Tuesday, January 10, 2006

Zhenya starts a new business

One evening my friend Zhenya stopped by on her way back from getting a cavity filled. I made her a cup of tea and she sat at my kitchen table while I finished preparing dinner.

Just a few weeks ago she left her job selling jeans at Dordoi and opened her own store. She said she sells groceries and cosmetics. She’s working long days, from 8 until 8, and so far isn’t earning much more than she did as a salesperson. But it’s now hers and should develop with time.

She hired an 18-year-old girl from a neighboring village to be a salesperson for her.

“She was just sitting at home, had finished school and couldn’t find a job. And do you know why she wasn’t working?” Zhenya asked. “Because she’d lost her passport. The passport department isn’t giving out new passports and nobody would hire her without a passport. So I gave her work without a passport.”

She said that the girl’s 20-year-old sister is in the same situation and she may hire her as well.

I was glad to see that she’s building a business for herself and I hope to go visit it at some point.

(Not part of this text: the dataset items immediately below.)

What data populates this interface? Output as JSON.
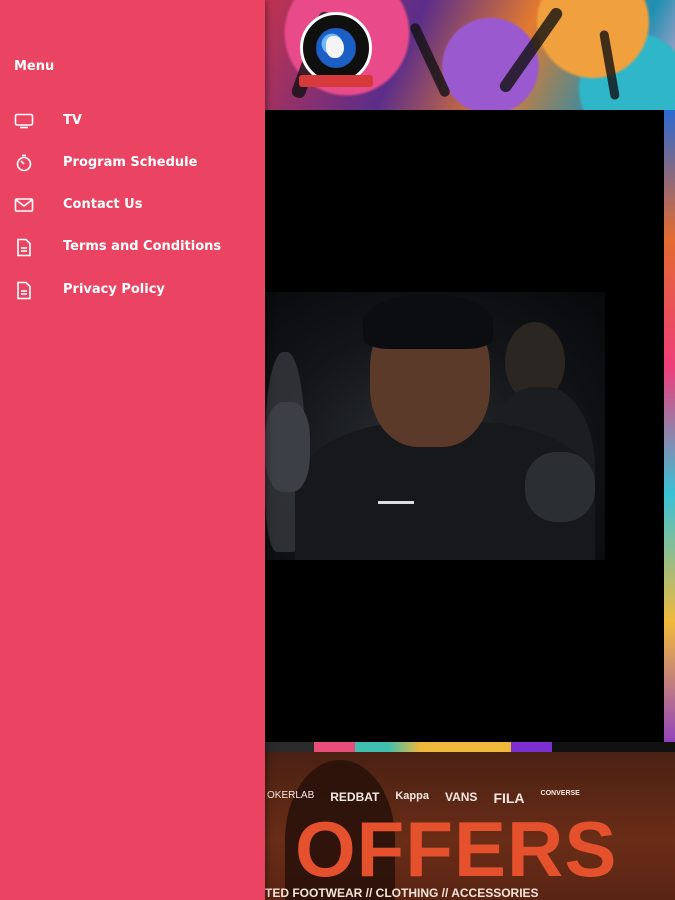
{
  "drawer": {
    "title": "Menu",
    "background": "#ea4462",
    "items": [
      {
        "label": "TV",
        "icon": "tv-icon"
      },
      {
        "label": "Program Schedule",
        "icon": "timer-icon"
      },
      {
        "label": "Contact Us",
        "icon": "mail-icon"
      },
      {
        "label": "Terms and Conditions",
        "icon": "document-icon"
      },
      {
        "label": "Privacy Policy",
        "icon": "document-icon"
      }
    ]
  },
  "promo": {
    "brands": [
      "OKERLAB",
      "REDBAT",
      "Kappa",
      "VANS",
      "FILA",
      "CONVERSE"
    ],
    "headline": "OFFERS",
    "tagline": "TED FOOTWEAR // CLOTHING // ACCESSORIES"
  }
}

In the meantime, she’s lost, at least temporarily, her source of support in America.

Her mother, who was working as a home aide to an elderly man in New York, was fired upon her return by the man’s daughter. The reason for the firing was her two week absence, though she’d asked permission before she’d left and it was her first time home in seven or eight years.

“She’ll find something else easy enough,” Zhenya said. “Because she doesn’t charge much, just $500 a week, and she has a lot of experience. She’s buried so many women already. But my mother felt sorry for the old man, who really liked her and was crying when she was let go.”